Founding Director, CREATE Center
University Diversity and Social Transformation Professor,
Professor of Educational Foundations, Leadership & Policy
Camille M. Wilson, Ph.D., is a University Diversity and Social Transformation Professor and Professor of Educational Foundations, Leadership and Policy at the University of Michigan. She explores the intersections of school-family-community engagement, educational improvement, and transformative leadership. Within this work, she highlights the educational advocacy, activism, and choices of marginalized families and communities of color. She also studies the practices of equity-driven school-based leaders. Dr. Wilson considers all these issues from critical, gendered, and racial justice perspectives. She is especially known for her scholarship that has advanced understanding and theories about African American mothers’ educational motherwork.
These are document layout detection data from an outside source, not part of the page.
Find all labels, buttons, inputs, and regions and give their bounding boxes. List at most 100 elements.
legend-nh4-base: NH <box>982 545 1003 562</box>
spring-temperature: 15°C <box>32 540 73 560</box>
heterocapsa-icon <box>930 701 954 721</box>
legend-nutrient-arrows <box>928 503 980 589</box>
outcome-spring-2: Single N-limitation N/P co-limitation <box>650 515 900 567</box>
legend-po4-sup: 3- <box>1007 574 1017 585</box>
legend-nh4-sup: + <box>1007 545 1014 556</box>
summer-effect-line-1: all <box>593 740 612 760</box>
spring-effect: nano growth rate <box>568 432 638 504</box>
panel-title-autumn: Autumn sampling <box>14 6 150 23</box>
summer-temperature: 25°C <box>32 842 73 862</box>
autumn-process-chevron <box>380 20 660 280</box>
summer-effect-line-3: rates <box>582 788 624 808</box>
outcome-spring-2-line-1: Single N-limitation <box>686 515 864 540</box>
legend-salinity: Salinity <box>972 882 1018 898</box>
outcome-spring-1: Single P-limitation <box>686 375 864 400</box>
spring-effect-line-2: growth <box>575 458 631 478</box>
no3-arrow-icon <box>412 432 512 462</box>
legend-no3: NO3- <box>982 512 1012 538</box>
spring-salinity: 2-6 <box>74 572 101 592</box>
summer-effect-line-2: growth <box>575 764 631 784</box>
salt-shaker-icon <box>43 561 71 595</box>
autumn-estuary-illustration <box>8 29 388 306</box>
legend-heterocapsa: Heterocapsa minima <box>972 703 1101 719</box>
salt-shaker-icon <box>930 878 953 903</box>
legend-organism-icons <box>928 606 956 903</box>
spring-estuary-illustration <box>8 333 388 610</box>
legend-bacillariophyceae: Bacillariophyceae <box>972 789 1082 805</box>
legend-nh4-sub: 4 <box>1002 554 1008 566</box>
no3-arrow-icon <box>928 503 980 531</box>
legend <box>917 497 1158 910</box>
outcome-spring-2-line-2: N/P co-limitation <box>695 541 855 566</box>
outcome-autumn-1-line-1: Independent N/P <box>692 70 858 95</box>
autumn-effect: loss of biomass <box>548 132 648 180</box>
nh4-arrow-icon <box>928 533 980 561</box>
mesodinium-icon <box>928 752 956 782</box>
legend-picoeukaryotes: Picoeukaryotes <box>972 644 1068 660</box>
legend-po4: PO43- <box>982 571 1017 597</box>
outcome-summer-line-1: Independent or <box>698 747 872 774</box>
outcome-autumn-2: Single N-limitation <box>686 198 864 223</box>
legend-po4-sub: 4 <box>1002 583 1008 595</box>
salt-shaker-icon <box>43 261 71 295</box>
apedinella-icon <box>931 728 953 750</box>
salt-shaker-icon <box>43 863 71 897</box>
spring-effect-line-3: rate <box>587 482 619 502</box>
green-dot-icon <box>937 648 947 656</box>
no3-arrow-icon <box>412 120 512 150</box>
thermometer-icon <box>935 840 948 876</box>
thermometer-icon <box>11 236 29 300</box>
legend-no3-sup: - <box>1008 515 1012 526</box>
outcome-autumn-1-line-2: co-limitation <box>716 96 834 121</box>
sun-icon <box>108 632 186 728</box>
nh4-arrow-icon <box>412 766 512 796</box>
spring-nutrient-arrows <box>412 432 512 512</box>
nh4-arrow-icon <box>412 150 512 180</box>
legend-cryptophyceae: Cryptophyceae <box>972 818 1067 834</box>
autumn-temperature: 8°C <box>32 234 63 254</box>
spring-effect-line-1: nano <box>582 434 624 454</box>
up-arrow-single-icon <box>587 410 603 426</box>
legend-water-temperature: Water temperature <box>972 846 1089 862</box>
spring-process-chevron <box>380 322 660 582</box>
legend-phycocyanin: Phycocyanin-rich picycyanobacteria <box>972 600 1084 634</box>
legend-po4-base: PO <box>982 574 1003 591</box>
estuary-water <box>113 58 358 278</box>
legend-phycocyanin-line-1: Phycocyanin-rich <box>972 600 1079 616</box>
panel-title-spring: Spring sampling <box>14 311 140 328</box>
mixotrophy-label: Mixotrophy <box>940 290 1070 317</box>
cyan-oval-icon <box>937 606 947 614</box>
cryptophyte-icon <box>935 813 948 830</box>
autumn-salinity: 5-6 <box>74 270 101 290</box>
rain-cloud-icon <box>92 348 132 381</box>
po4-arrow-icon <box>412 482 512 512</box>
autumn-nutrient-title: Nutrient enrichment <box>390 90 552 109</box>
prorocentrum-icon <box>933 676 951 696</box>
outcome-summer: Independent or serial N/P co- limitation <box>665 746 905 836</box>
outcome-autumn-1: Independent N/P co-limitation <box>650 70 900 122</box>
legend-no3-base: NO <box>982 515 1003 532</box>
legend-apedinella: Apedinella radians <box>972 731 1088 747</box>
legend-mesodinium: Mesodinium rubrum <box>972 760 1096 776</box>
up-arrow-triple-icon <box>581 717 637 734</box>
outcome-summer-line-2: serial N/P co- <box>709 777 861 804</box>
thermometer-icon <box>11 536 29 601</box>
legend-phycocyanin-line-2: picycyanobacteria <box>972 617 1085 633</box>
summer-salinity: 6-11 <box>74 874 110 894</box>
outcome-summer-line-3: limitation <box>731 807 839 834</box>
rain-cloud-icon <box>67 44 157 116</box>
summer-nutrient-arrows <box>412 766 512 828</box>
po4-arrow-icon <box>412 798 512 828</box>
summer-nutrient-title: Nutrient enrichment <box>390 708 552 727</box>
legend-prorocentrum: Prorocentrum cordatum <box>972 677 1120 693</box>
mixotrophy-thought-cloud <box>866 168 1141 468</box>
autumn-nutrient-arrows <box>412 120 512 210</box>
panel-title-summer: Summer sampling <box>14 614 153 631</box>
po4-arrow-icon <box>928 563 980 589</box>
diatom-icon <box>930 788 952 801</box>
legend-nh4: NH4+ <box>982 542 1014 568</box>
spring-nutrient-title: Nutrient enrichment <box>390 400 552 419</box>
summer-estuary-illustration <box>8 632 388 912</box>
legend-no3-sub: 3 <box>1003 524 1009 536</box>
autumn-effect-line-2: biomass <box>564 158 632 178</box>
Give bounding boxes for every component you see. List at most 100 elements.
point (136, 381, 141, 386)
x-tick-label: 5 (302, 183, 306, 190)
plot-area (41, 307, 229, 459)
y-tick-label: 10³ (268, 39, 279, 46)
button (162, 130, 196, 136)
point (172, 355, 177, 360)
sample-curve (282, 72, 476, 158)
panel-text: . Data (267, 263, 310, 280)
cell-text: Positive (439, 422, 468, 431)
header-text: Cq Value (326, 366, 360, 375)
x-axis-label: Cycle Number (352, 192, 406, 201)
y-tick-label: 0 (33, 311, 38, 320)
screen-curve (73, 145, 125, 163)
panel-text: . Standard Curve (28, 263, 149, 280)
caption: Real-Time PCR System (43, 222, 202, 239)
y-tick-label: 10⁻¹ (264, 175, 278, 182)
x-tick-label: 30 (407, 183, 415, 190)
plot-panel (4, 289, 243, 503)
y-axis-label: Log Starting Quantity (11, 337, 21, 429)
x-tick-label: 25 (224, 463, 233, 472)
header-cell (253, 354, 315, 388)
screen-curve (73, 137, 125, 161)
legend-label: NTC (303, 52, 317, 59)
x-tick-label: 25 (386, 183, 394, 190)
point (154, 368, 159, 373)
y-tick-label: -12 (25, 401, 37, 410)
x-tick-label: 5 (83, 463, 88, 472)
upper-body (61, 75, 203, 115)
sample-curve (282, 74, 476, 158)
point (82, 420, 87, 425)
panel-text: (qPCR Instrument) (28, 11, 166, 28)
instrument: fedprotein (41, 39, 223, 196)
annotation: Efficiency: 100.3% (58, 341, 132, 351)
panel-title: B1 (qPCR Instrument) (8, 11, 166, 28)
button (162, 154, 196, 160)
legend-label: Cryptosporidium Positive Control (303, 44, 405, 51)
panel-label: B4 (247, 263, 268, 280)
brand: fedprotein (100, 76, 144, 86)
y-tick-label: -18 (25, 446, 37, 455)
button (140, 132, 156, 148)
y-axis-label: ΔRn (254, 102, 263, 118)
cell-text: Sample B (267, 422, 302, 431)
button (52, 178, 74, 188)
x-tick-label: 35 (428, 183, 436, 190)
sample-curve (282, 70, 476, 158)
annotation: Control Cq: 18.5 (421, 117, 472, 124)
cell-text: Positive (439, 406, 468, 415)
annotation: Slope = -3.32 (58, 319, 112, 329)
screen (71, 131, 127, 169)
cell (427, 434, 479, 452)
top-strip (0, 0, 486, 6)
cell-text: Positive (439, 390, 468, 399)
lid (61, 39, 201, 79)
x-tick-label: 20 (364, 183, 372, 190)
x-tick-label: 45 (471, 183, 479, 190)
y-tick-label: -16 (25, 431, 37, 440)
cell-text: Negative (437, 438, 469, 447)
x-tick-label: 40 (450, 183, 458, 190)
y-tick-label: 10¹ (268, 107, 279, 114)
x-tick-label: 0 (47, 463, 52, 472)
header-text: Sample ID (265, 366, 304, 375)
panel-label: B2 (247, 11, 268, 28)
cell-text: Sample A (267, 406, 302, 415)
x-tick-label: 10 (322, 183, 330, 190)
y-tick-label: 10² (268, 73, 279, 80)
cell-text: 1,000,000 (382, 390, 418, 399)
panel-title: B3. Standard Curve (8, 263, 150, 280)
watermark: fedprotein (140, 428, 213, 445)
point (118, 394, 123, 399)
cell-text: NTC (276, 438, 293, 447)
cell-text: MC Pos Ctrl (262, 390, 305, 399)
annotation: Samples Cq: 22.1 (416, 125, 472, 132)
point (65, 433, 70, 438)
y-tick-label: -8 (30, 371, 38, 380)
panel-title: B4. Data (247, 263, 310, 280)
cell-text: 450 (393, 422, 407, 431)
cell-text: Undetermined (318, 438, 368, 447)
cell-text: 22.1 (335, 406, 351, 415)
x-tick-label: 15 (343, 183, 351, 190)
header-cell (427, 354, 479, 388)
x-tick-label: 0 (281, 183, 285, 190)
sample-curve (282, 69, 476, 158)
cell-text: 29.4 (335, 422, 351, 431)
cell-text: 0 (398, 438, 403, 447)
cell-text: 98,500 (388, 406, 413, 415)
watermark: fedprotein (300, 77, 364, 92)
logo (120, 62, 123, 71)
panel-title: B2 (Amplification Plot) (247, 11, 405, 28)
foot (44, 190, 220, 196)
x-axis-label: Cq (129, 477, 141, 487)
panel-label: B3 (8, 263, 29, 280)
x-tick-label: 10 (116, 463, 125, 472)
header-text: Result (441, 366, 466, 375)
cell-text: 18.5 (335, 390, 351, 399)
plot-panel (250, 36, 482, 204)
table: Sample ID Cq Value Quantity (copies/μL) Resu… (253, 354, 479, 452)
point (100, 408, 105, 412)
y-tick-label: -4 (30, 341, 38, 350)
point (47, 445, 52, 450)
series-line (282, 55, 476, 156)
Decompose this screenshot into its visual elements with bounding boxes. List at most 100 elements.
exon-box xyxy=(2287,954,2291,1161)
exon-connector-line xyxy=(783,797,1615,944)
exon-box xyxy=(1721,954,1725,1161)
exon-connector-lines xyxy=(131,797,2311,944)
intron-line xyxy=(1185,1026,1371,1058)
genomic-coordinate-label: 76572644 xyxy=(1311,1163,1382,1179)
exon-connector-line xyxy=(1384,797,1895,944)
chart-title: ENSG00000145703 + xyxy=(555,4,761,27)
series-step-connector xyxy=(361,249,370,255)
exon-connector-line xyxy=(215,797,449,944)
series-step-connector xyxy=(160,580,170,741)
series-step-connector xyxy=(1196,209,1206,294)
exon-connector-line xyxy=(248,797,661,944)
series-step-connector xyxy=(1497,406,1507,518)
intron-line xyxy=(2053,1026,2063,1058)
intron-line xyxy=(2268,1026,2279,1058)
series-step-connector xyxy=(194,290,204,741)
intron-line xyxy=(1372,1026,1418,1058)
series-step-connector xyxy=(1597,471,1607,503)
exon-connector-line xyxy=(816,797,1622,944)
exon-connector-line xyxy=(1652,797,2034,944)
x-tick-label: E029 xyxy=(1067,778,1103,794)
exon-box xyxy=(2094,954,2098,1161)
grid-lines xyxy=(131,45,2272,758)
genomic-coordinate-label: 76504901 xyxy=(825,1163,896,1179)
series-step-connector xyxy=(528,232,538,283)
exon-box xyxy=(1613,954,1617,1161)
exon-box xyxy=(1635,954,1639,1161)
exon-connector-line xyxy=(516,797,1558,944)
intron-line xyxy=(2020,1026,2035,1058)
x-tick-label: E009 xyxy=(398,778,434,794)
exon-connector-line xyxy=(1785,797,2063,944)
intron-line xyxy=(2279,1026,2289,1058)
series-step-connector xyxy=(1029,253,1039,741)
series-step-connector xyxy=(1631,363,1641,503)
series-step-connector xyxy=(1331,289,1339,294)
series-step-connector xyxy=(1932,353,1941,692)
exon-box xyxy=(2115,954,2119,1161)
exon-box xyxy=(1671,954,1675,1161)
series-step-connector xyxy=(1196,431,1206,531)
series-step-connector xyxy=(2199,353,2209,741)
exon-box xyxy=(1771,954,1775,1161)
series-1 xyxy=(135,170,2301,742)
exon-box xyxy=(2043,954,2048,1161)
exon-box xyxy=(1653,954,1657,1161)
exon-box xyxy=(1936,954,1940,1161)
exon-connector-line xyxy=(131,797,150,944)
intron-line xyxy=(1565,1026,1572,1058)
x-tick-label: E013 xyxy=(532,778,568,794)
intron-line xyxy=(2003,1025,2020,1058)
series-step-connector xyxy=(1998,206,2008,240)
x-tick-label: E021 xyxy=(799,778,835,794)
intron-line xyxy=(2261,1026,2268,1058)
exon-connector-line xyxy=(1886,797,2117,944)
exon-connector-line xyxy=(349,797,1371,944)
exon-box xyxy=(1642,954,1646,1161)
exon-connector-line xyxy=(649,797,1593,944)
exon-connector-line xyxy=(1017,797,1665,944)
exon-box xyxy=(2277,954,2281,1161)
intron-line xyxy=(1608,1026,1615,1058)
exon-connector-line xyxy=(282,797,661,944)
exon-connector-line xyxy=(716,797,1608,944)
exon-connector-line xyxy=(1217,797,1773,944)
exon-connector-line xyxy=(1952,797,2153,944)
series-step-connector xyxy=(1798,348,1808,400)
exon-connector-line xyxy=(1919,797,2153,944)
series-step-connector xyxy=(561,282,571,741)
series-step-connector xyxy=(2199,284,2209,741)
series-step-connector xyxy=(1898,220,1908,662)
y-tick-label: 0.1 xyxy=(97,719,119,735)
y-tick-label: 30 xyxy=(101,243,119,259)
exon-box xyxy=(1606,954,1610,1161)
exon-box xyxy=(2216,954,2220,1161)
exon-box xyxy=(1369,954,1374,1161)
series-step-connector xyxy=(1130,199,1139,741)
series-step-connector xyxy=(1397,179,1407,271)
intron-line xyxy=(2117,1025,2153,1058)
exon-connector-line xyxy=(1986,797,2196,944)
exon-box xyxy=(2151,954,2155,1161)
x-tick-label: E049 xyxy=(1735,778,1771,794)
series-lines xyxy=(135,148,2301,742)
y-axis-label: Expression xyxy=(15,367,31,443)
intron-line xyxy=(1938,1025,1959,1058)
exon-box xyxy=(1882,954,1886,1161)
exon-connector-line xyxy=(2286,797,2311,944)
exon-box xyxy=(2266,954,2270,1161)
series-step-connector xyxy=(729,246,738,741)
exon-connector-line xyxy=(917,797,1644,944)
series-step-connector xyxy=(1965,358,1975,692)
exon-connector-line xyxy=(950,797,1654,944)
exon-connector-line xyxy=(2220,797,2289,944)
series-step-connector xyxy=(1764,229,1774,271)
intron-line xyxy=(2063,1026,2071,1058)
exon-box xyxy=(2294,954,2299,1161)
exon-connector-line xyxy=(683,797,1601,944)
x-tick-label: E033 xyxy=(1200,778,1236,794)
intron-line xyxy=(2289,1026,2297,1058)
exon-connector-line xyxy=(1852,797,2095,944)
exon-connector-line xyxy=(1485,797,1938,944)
In addition to publishing her scholarship extensively in national and international venues, Dr. Wilson’s work and commentary have been featured in prominent media outlets like the New York Times and Harper’s Bazaar. She has also been a guest lecturer at the University of KwaZulu-Natal in Durban, South Africa and a visiting professor at the University of the West Indies-Cave Hill in Barbados. Actively collaborating with youth, family, and community activists in national and regional educational improvement initiatives is also a vital aspect of her work.
Currently, Dr. Wilson and her research team are collaborating with community members to study how a Michigan community engaged, negotiated, adapted to, or resisted state policies to shutter their local schools. The team is also documenting how this community is now seeking to revitalize and protect their school system.
In 2020, Dr. Wilson founded the Community-Based Research on Equity, Activism, and Transformative Education (CREATE) Center at the University of Michigan’s Marsal Family School of Education. The CREATE Center supports and networks equity-driven scholars and education advocates and activists who are committed to conducting and/or leveraging research that helps catalyze transformative public education in racially just ways. Dr. Wilson earned her doctorate in urban schooling in 2001 from UCLA.